Lady Holme looked really indignant. Her face was contorted by a spasm. She was one of those unfortunate women who are capable of retrospective jealousy.

“I won’t—how dare you speak to me of those women?” she said bitterly. “You insult me.”

“Hang it, there’s no one since you, Vi. You know that. And what would you have thought of a great, hulkin’ chap like me who’d never—well, all right. I’ll dry up. But you know well enough you wouldn’t have looked at me.”

“I wonder why I ever did.”

“No, you don’t. I’m just the chap to suit you. You’re full of whimsies and need a sledge-hammer fellow to keep you quiet. It you’d married that ass, Carey, or that—”

“Fritz, once for all, I won’t have my friends abused. I allowed you to have your own way about Rupert Carey, but I will not have Robin Pierce or anyone else insulted. Please understand that. I married to be more free, not more—”

“You married because you’d fallen jolly well in love with me, that’s why you married, and that’s why you’re a damned lucky woman. Come to bed. You won’t, eh?”

He made a stride, snatched Lady Holme up as if she were a bundle, and carried her off to bed.

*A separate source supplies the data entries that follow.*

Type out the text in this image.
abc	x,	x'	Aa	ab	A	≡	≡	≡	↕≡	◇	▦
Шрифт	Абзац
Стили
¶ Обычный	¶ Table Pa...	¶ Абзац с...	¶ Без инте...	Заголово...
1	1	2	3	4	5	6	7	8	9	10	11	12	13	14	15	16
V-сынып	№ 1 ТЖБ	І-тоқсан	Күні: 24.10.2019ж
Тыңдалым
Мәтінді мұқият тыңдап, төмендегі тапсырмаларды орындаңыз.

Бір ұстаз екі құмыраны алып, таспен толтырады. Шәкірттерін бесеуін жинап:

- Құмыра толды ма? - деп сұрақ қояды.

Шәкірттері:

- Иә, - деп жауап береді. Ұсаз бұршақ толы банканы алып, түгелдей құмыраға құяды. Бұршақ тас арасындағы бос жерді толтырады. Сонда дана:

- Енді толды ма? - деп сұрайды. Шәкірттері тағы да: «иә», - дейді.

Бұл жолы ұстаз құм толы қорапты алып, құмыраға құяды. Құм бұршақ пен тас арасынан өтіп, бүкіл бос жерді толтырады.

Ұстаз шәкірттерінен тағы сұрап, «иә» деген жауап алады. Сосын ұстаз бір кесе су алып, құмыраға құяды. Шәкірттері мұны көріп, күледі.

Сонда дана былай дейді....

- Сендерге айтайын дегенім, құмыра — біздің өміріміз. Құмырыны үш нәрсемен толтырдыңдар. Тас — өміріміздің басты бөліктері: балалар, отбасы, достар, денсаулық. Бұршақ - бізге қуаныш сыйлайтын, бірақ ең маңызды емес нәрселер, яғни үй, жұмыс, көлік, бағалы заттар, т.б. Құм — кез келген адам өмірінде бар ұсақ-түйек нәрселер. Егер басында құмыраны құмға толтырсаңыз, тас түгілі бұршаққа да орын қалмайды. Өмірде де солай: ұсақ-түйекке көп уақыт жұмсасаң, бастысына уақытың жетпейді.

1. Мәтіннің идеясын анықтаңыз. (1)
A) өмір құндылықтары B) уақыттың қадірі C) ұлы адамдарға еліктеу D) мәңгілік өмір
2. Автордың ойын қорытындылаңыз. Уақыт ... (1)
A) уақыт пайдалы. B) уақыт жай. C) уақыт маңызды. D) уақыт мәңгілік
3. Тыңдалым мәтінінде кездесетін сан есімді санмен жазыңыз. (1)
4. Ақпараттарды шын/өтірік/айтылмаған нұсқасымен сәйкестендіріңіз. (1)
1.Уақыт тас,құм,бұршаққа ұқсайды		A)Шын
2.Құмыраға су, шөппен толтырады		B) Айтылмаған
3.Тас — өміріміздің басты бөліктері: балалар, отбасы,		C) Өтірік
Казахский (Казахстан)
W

She was on the point of bursting into angry tears, but when she found herself snatched up, her slippers tumbling off, the hood of the burnous falling over her eyes, her face crushed anyhow against her husband’s sinewy chest, she suddenly felt oddly contented, disinclined to protest or to struggle.

Lord Holme did not trouble himself to ask what she was feeling or why she was feeling it.

He thought of himself—the surest way to fasten upon a man the thoughts of others.